I'm not a writer and I'm not a blogger, so we'll keep this brief. My name's Liam, and throughout 2025 I ran a prize competition business from the ground up - handled the legal setup, built the brand, sourced prizes, managed the marketing, ran the draws, dealt with customers, and learned exactly where the landmines are buried. That firsthand experience is what these guides are based on, and it's also what eventually led me to build RaffleHub.
Where I'm coming from
By day I work in tech - I'm a Cloud Consultant for a Managed Service Provider, which means I spend a lot of time solving operational problems for businesses. That background turned out to be surprisingly useful when it came to understanding what a competition business actually needs from its infrastructure. But the competition side wasn't theoretical - I was in it properly, running live draws, managing entries, handling payment issues, figuring out what ad creative actually converts and what wastes budget.
I'd spent years entering other people's competition websites before deciding to run my own, which gave me a decent picture of what good and bad looked like from a customer's perspective. What I didn't fully appreciate until I was operating was how much complexity sits behind the scenes - the payment processors that won't touch competition businesses, the legal requirements that aren't clearly documented anywhere, the operational rhythm of keeping multiple draws running simultaneously without things falling apart.
I worked through all of it. Some of it the easy way, most of it the slightly more expensive way. I even ended up producing my own ad creatives, which is about as far outside my natural comfort zone as it gets - but you learn quickly when the alternative is paying someone else for something you don't yet understand well enough to brief properly.
Why I'm writing this
When I was getting started, the available information was either too vague to be useful or buried across a dozen different places with no clear thread connecting it. There's plenty of content online about competition businesses, but very little that treats you like someone who actually wants to understand the mechanics and make informed decisions.
These guides are my attempt to fix that - a straightforward, practical account of how this type of business actually works, based on having operated one rather than having observed one from a distance. The aim is to reduce the friction and confusion that slows most new operators down in the early stages, so you can focus on the parts of the business that actually matter.
What is RaffleHub
RaffleHub came directly out of the infrastructure problems I encountered as an operator. When I started out, the realistic options for building a competition website were either commissioning a custom build - which costs thousands and leaves you dependent on a developer for every change - or piecing something together with WordPress and WooCommerce, which works until it doesn't and requires constant maintenance. Neither option is designed for competition businesses specifically, which means operators spend significant time working around limitations rather than running their business.

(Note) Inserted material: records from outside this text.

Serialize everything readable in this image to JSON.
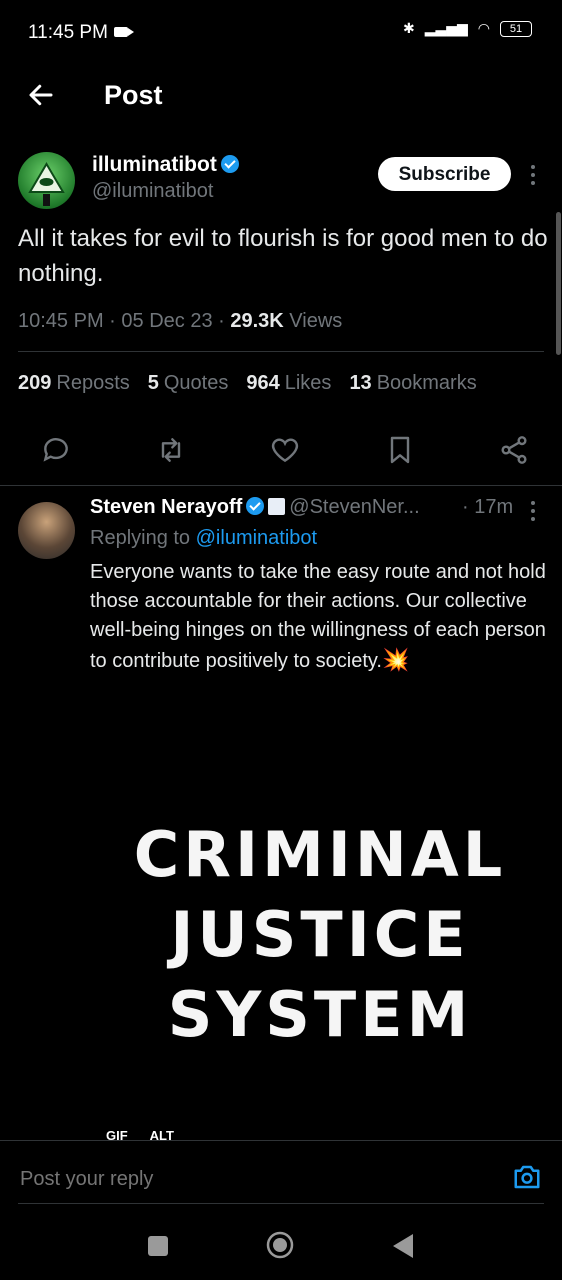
{
  "status_bar": {
    "time": "11:45 PM",
    "battery": "51"
  },
  "header": {
    "title": "Post"
  },
  "post": {
    "author_name": "illuminatibot",
    "author_handle": "@iluminatibot",
    "subscribe_label": "Subscribe",
    "text": "All it takes for evil to flourish is for good men to do nothing.",
    "time": "10:45 PM",
    "date": "05 Dec 23",
    "views_count": "29.3K",
    "views_label": "Views",
    "stats": {
      "reposts_count": "209",
      "reposts_label": "Reposts",
      "quotes_count": "5",
      "quotes_label": "Quotes",
      "likes_count": "964",
      "likes_label": "Likes",
      "bookmarks_count": "13",
      "bookmarks_label": "Bookmarks"
    }
  },
  "reply": {
    "author_name": "Steven Nerayoff",
    "author_handle": "@StevenNer...",
    "time": "· 17m",
    "replying_prefix": "Replying to",
    "replying_to": "@iluminatibot",
    "text": "Everyone wants to take the easy route and not hold those accountable for their actions. Our collective well-being hinges on the willingness of each person to contribute positively to society.",
    "emoji": "💥",
    "gif_lines": [
      "CRIMINAL",
      "JUSTICE",
      "SYSTEM"
    ],
    "gif_badge": "GIF",
    "alt_badge": "ALT"
  },
  "composer": {
    "placeholder": "Post your reply"
  },
  "colors": {
    "accent": "#1d9bf0",
    "background": "#000000",
    "muted": "#71767b"
  }
}
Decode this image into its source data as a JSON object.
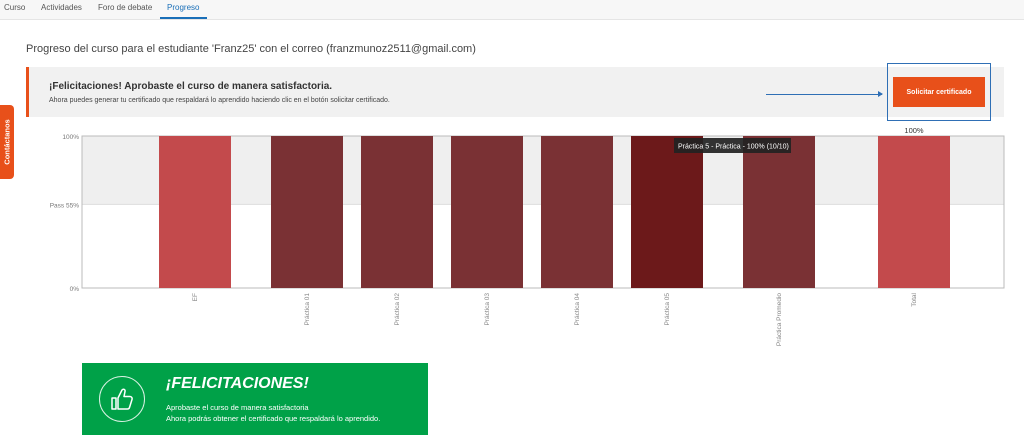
{
  "nav": {
    "tabs": [
      {
        "label": "Curso"
      },
      {
        "label": "Actividades"
      },
      {
        "label": "Foro de debate"
      },
      {
        "label": "Progreso"
      }
    ],
    "active_color": "#1a6fb8"
  },
  "side_tab": {
    "label": "Contáctanos",
    "color": "#e8501a"
  },
  "page": {
    "title": "Progreso del curso para el estudiante 'Franz25' con el correo (franzmunoz2511@gmail.com)"
  },
  "alert": {
    "title": "¡Felicitaciones! Aprobaste el curso de manera satisfactoria.",
    "subtitle": "Ahora puedes generar tu certificado que respaldará lo aprendido haciendo clic en el botón solicitar certificado.",
    "button_label": "Solicitar certificado",
    "accent": "#e8501a"
  },
  "chart_data": {
    "type": "bar",
    "categories": [
      "EF",
      "Práctica 01",
      "Práctica 02",
      "Práctica 03",
      "Práctica 04",
      "Práctica 05",
      "Práctica Promedio",
      "Total"
    ],
    "values": [
      100,
      100,
      100,
      100,
      100,
      100,
      100,
      100
    ],
    "colors": [
      "#c34a4c",
      "#7a3134",
      "#7a3134",
      "#7a3134",
      "#7a3134",
      "#6c191a",
      "#7a3134",
      "#c34a4c"
    ],
    "ylim": [
      0,
      100
    ],
    "yticks": [
      "0%",
      "Pass 55%",
      "100%"
    ],
    "pass_threshold": 55,
    "total_label": "100%",
    "tooltip": "Práctica 5 - Práctica - 100% (10/10)",
    "grid": false
  },
  "banner": {
    "title": "¡FELICITACIONES!",
    "line1": "Aprobaste el curso de manera satisfactoria",
    "line2": "Ahora podrás obtener el certificado que respaldará lo aprendido.",
    "icon": "thumbs-up-icon",
    "color": "#00a148"
  }
}
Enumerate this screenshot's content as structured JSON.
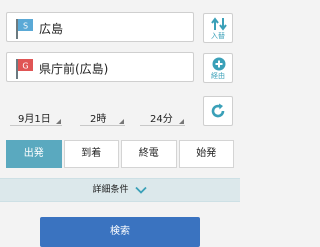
{
  "from": {
    "flag_letter": "S",
    "label": "広島"
  },
  "to": {
    "flag_letter": "G",
    "label": "県庁前(広島)"
  },
  "swap_button": {
    "label": "入替"
  },
  "via_button": {
    "label": "経由"
  },
  "date_time": {
    "date": "9月1日",
    "hour": "2時",
    "minute": "24分"
  },
  "mode_tabs": [
    {
      "label": "出発",
      "active": true
    },
    {
      "label": "到着",
      "active": false
    },
    {
      "label": "終電",
      "active": false
    },
    {
      "label": "始発",
      "active": false
    }
  ],
  "detail_conditions": {
    "label": "詳細条件"
  },
  "search_button": {
    "label": "検索"
  },
  "colors": {
    "start_flag": "#5aa9d6",
    "goal_flag": "#e05555",
    "accent": "#3aa0b8",
    "active_tab": "#5aa9bf",
    "search_button": "#3a73c0"
  }
}
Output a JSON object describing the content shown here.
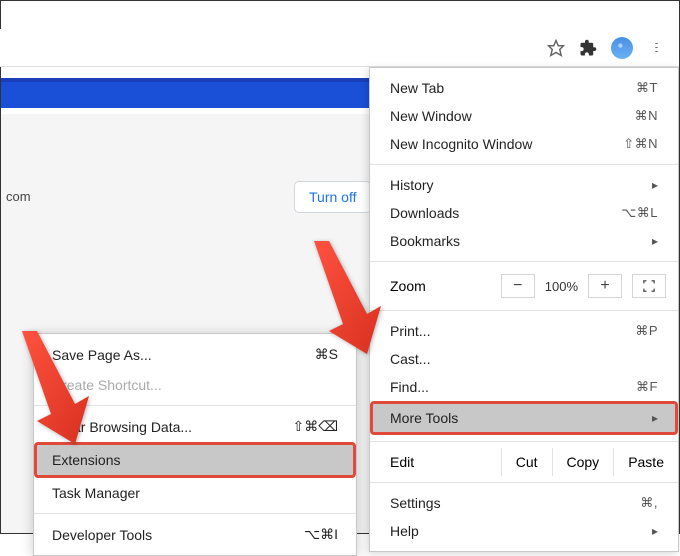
{
  "toolbar": {
    "star": "star-icon",
    "puzzle": "extensions-icon",
    "profile": "profile-avatar",
    "dots": "menu-icon"
  },
  "bluebar": "",
  "page": {
    "com": "com",
    "turnoff": "Turn off"
  },
  "menu": {
    "s1": [
      {
        "label": "New Tab",
        "shortcut": "⌘T"
      },
      {
        "label": "New Window",
        "shortcut": "⌘N"
      },
      {
        "label": "New Incognito Window",
        "shortcut": "⇧⌘N"
      }
    ],
    "s2": [
      {
        "label": "History",
        "chev": "▸"
      },
      {
        "label": "Downloads",
        "shortcut": "⌥⌘L"
      },
      {
        "label": "Bookmarks",
        "chev": "▸"
      }
    ],
    "zoom": {
      "label": "Zoom",
      "minus": "−",
      "pct": "100%",
      "plus": "+"
    },
    "s3": [
      {
        "label": "Print...",
        "shortcut": "⌘P"
      },
      {
        "label": "Cast..."
      },
      {
        "label": "Find...",
        "shortcut": "⌘F"
      },
      {
        "label": "More Tools",
        "chev": "▸",
        "hl": true
      }
    ],
    "edit": {
      "label": "Edit",
      "cut": "Cut",
      "copy": "Copy",
      "paste": "Paste"
    },
    "s4": [
      {
        "label": "Settings",
        "shortcut": "⌘,"
      },
      {
        "label": "Help",
        "chev": "▸"
      }
    ]
  },
  "submenu": {
    "s1": [
      {
        "label": "Save Page As...",
        "shortcut": "⌘S"
      },
      {
        "label": "Create Shortcut...",
        "disabled": true
      }
    ],
    "s2": [
      {
        "label": "Clear Browsing Data...",
        "shortcut": "⇧⌘⌫"
      },
      {
        "label": "Extensions",
        "hl": true
      },
      {
        "label": "Task Manager"
      }
    ],
    "s3": [
      {
        "label": "Developer Tools",
        "shortcut": "⌥⌘I"
      }
    ]
  }
}
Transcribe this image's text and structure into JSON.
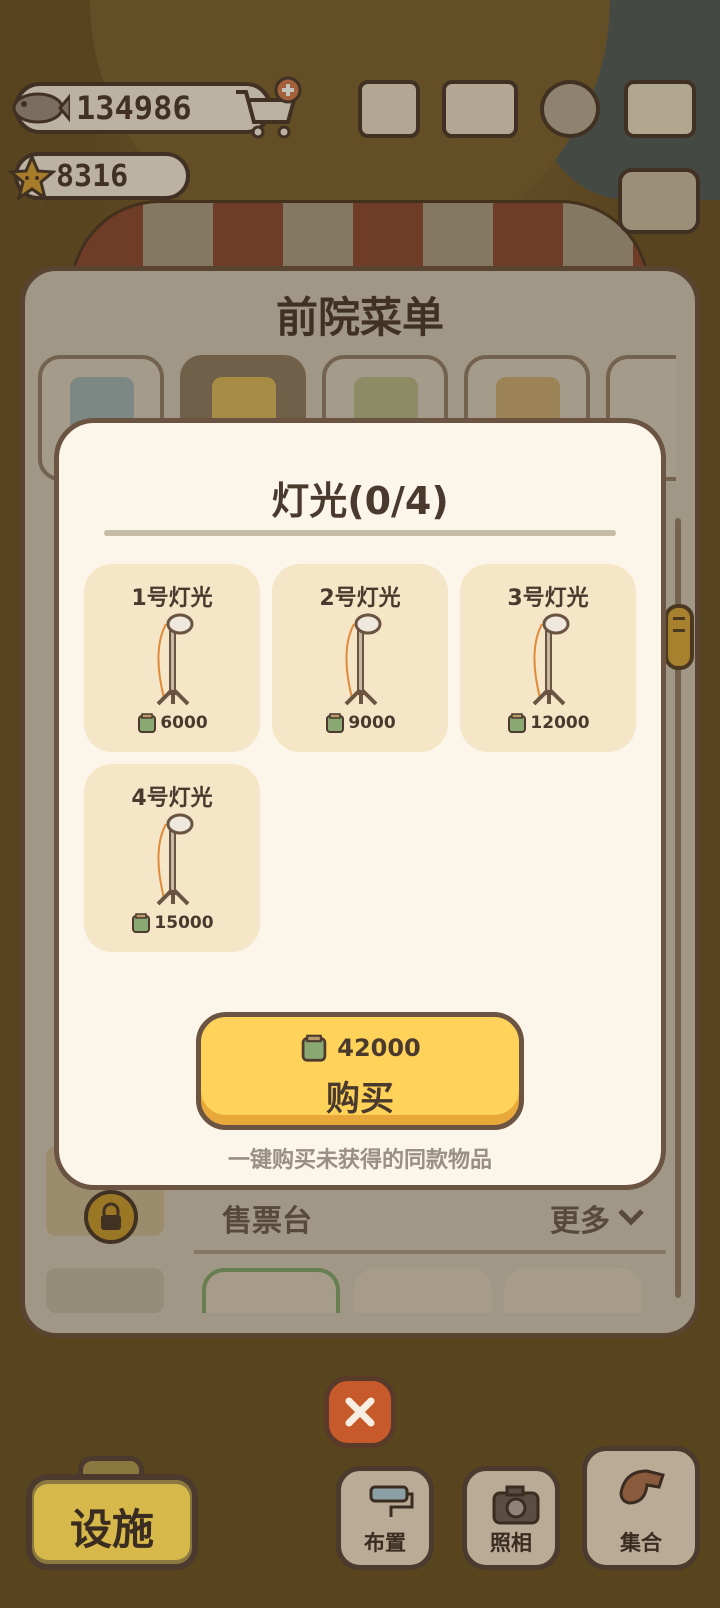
{
  "hud": {
    "fish_count": "134986",
    "star_count": "8316"
  },
  "panel": {
    "title": "前院菜单",
    "section_label": "售票台",
    "more_label": "更多"
  },
  "dialog": {
    "title": "灯光(0/4)",
    "items": [
      {
        "name": "1号灯光",
        "price": "6000"
      },
      {
        "name": "2号灯光",
        "price": "9000"
      },
      {
        "name": "3号灯光",
        "price": "12000"
      },
      {
        "name": "4号灯光",
        "price": "15000"
      }
    ],
    "buy_price": "42000",
    "buy_label": "购买",
    "buy_hint": "一键购买未获得的同款物品"
  },
  "bottom_bar": {
    "facility_label": "设施",
    "arrange_label": "布置",
    "photo_label": "照相",
    "gather_label": "集合"
  },
  "icons": {
    "fish": "fish-icon",
    "star": "star-icon",
    "cart": "cart-plus-icon",
    "newspaper": "newspaper-icon",
    "book": "book-icon",
    "gear": "gear-icon",
    "map": "map-icon",
    "sort": "sort-icon",
    "lamp": "lamp-icon",
    "can": "can-icon",
    "lock": "lock-icon",
    "close": "close-icon",
    "camera": "camera-icon",
    "whistle": "whistle-icon"
  },
  "colors": {
    "buy_button": "#ffd35a",
    "close_button": "#c65a2a",
    "item_card": "#f4e6c7"
  }
}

RaffleHub is the platform I built to solve that. It's a purpose-built SaaS platform designed exclusively for launching and running online prize competition businesses - with the mechanics of a competition business already built in and working from day one.
The key things it handles out of the box:
- Purpose-built competition engine. Automated ticket numbering, per-user and per-draw ticket caps, instant wins, countdown timers, and entry exports - no plugins, no custom development required.
- Payments that work for competition businesses. Pre-integrated with competition-friendly gateways like Paytriot, with a checkout flow designed to minimise the friction that costs you entries at the final hurdle.
- Zero technical maintenance. Fully managed hosting, security, and updates. Your site doesn't go down on the night of a live draw because someone forgot to renew a certificate.
- Straightforward branding controls. Logo, colours, and layout are all configurable without touching code, so the site reflects your brand rather than looking like everyone else's.
- Operator admin portal. A central dashboard covering competitions, orders, customers, and winners - giving you a clear, real-time picture of how the business is performing.
The short version: RaffleHub handles the technology so you can focus on sourcing great prizes, marketing your brand, and building a customer base that comes back draw after draw.
A note on references throughout these guides
You'll see RaffleHub come up regularly in these articles - partly because it's the platform I know inside out, partly because the references are genuinely useful illustrations of how things work in practice, and yes, partly because I'd like you to consider using it. I'd rather be straightforward about that than dress it up as something else.
That said, the operational and strategic content here applies regardless of which platform or approach you use. The legal framework, the marketing fundamentals, the operational rhythm - none of that is RaffleHub-specific. These guides are written to be useful wherever you are in the process.